Decentralisation as key to urban development
In the urgency and pursuit of shortcuts for implementation of schemes, the usual-first casualty is “participatory democracy”. The 2014 manifesto recognises the need for “the decentralization of power as a primary factor in the development of the nation”. In defiance of this fundamental tenet of urban development and existing constitutional provisions of the 74th Constitutional Amendment, all urban schemes in their design are re-centralising and grabbing power away from the ULBs.
The BJP manifesto of 2014 says the “FFF of Governance – Functions, Functionaries and Funds” should not only reach the panchayats, but also to the ULBs, and powers be further devolved to the citizens through “Jan Bhagidari”. Going forward, there is a need to reject the ‘special purpose vehicle’ model – that dilutes the power of elected representatives and ULBs – in no ambiguous terms.
Fundamentals of governance and decentralisation should aim for the transfer of power to the last person as imagined in the 74th CAA to have a say in the matters of urban development. This, along with financial devolution for increased community participation, will ensure that city development, though marginally slow, follows a democratic ground-up process.

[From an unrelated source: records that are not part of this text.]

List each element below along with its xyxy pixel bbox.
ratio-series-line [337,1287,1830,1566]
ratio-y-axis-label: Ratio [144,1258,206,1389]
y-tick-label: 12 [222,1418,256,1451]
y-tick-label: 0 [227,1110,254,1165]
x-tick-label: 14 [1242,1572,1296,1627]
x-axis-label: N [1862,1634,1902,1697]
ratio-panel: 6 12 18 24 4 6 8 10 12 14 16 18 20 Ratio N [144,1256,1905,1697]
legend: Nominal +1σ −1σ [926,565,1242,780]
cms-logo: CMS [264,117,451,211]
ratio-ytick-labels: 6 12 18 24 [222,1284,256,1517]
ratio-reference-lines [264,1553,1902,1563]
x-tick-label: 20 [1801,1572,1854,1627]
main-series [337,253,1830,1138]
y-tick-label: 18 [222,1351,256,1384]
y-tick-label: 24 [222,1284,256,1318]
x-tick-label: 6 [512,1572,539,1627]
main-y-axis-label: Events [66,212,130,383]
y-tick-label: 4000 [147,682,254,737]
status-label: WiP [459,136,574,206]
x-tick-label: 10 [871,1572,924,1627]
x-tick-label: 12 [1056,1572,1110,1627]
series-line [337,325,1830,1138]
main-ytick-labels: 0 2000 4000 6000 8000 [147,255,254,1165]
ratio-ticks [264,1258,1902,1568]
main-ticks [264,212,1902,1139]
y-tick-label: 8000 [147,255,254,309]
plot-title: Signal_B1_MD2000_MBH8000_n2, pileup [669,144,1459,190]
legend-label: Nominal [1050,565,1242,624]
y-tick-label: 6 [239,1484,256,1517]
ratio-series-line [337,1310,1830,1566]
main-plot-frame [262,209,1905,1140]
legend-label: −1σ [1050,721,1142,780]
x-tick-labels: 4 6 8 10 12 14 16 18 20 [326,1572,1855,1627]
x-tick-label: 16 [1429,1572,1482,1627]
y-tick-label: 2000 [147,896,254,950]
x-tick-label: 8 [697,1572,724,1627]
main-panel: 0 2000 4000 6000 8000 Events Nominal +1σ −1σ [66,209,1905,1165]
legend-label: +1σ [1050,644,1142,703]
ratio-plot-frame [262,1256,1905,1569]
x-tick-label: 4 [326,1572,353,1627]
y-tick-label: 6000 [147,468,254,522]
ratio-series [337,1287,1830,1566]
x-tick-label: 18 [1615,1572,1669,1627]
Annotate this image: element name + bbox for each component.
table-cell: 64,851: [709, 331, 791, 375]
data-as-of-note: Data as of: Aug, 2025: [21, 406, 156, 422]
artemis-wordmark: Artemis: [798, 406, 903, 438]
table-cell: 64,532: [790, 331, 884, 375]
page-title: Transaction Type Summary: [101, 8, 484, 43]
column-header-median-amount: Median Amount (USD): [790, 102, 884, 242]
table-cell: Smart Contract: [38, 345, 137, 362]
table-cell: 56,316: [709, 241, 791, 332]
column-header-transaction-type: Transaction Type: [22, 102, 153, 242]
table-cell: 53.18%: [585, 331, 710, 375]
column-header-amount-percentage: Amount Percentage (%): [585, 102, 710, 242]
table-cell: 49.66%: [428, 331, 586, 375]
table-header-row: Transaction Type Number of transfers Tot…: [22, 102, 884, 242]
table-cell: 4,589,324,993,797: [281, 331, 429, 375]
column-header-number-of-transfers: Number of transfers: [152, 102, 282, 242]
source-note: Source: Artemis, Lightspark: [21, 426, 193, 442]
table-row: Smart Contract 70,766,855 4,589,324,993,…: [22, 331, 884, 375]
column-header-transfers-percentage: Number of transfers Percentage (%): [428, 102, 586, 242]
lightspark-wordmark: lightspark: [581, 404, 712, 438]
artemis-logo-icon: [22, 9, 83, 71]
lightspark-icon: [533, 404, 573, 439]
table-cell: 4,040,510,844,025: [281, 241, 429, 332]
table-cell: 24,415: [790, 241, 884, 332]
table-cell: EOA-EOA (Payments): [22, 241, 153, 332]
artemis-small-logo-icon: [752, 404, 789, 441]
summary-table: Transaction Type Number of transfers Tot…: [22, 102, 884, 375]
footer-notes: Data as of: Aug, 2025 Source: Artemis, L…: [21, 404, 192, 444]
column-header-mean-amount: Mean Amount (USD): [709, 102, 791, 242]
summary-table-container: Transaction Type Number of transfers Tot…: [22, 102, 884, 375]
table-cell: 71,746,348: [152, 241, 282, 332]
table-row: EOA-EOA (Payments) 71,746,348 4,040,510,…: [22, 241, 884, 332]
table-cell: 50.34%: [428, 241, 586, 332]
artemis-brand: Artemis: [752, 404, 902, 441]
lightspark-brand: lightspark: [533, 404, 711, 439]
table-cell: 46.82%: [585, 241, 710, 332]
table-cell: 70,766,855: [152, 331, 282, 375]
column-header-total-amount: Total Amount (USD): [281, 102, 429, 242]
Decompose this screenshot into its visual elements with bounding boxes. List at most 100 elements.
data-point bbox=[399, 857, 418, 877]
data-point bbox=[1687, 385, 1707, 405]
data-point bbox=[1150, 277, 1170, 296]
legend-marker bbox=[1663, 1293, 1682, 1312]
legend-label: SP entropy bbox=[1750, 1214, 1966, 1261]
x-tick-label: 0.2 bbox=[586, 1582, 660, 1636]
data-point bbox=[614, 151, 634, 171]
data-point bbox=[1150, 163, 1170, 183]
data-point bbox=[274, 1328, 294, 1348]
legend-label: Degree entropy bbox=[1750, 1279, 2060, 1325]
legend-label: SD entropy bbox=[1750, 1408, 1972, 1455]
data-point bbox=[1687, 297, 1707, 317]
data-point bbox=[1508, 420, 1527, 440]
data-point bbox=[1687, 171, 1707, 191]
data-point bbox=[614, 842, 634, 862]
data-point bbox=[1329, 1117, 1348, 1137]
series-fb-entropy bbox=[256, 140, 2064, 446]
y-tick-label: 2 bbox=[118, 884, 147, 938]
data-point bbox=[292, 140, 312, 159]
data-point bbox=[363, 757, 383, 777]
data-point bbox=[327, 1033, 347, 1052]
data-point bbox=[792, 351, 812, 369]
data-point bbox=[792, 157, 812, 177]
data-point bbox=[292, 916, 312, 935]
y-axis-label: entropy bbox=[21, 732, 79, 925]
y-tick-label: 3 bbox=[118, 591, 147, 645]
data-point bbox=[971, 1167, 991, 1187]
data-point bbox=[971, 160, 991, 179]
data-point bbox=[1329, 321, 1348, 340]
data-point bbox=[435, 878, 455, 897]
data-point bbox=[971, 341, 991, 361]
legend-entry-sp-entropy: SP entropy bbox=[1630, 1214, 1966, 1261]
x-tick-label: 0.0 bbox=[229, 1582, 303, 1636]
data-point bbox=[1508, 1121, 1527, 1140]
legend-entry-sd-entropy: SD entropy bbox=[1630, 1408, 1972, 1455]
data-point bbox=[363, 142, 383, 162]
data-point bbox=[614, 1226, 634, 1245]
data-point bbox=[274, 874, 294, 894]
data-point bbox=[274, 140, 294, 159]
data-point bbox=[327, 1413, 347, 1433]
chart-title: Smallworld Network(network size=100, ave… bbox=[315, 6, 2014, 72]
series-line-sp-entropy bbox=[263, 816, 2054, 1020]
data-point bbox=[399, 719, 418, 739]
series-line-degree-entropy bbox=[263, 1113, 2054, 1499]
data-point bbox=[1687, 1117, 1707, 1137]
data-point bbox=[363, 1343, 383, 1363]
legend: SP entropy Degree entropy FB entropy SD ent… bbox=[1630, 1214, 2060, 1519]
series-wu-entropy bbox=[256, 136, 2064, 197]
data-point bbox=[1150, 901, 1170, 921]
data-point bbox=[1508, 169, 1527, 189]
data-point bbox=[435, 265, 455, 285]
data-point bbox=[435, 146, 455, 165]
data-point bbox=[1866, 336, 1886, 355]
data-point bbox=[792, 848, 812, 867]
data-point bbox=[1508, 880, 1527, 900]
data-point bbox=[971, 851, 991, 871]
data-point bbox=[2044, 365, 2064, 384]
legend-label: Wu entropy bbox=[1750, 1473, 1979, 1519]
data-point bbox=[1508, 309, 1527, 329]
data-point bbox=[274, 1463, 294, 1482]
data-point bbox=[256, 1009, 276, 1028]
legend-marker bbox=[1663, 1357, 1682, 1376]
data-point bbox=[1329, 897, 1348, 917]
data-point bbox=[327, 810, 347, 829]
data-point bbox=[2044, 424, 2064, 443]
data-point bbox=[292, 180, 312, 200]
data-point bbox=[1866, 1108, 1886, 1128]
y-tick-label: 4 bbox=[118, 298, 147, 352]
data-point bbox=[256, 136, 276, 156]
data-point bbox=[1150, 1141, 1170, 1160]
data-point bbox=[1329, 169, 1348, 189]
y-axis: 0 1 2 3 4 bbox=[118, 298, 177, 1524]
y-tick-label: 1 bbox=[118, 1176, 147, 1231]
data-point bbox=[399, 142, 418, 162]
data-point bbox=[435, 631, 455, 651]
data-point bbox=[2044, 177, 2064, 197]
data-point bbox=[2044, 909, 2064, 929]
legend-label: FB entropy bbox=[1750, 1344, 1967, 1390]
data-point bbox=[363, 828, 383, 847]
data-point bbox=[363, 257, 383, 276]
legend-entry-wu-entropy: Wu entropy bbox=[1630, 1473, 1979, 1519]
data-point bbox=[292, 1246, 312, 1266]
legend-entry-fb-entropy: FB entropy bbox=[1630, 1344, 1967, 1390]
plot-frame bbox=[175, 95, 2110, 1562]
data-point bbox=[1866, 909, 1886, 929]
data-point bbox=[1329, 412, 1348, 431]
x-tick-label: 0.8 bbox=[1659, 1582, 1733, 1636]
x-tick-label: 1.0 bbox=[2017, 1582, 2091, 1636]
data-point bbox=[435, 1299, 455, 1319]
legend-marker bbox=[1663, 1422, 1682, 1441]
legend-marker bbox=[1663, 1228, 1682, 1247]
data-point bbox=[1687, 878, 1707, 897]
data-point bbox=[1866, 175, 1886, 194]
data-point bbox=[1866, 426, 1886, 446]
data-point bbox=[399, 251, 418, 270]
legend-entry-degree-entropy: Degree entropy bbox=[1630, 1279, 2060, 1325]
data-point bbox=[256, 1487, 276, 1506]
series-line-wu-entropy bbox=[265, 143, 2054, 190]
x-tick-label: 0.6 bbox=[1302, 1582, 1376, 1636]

This election season, it will be worthwhile to keep these five key perspectives of the urban at the forefront and make it part of the election narrative to ensure that we move one step in the right direction towards inclusive urbanisation.
Or else, India with its 10,000 or more cities and 50% urban population in the coming years might lose a very good opportunity to improve the lives of millions who make our cities. It is crucial now, more than ever before, to reimagine the urban not only as engines of economic growth but also as the driving force of equality and justice, of dignity and rights, of sustainability and inclusive human development.
Aravind Unni is an activist and urban researcher. Tikender Panwar is former deputy mayor of Shimla. Both are members of a civil society platform called National Coalition for Inclusive and Sustainable Urbanization.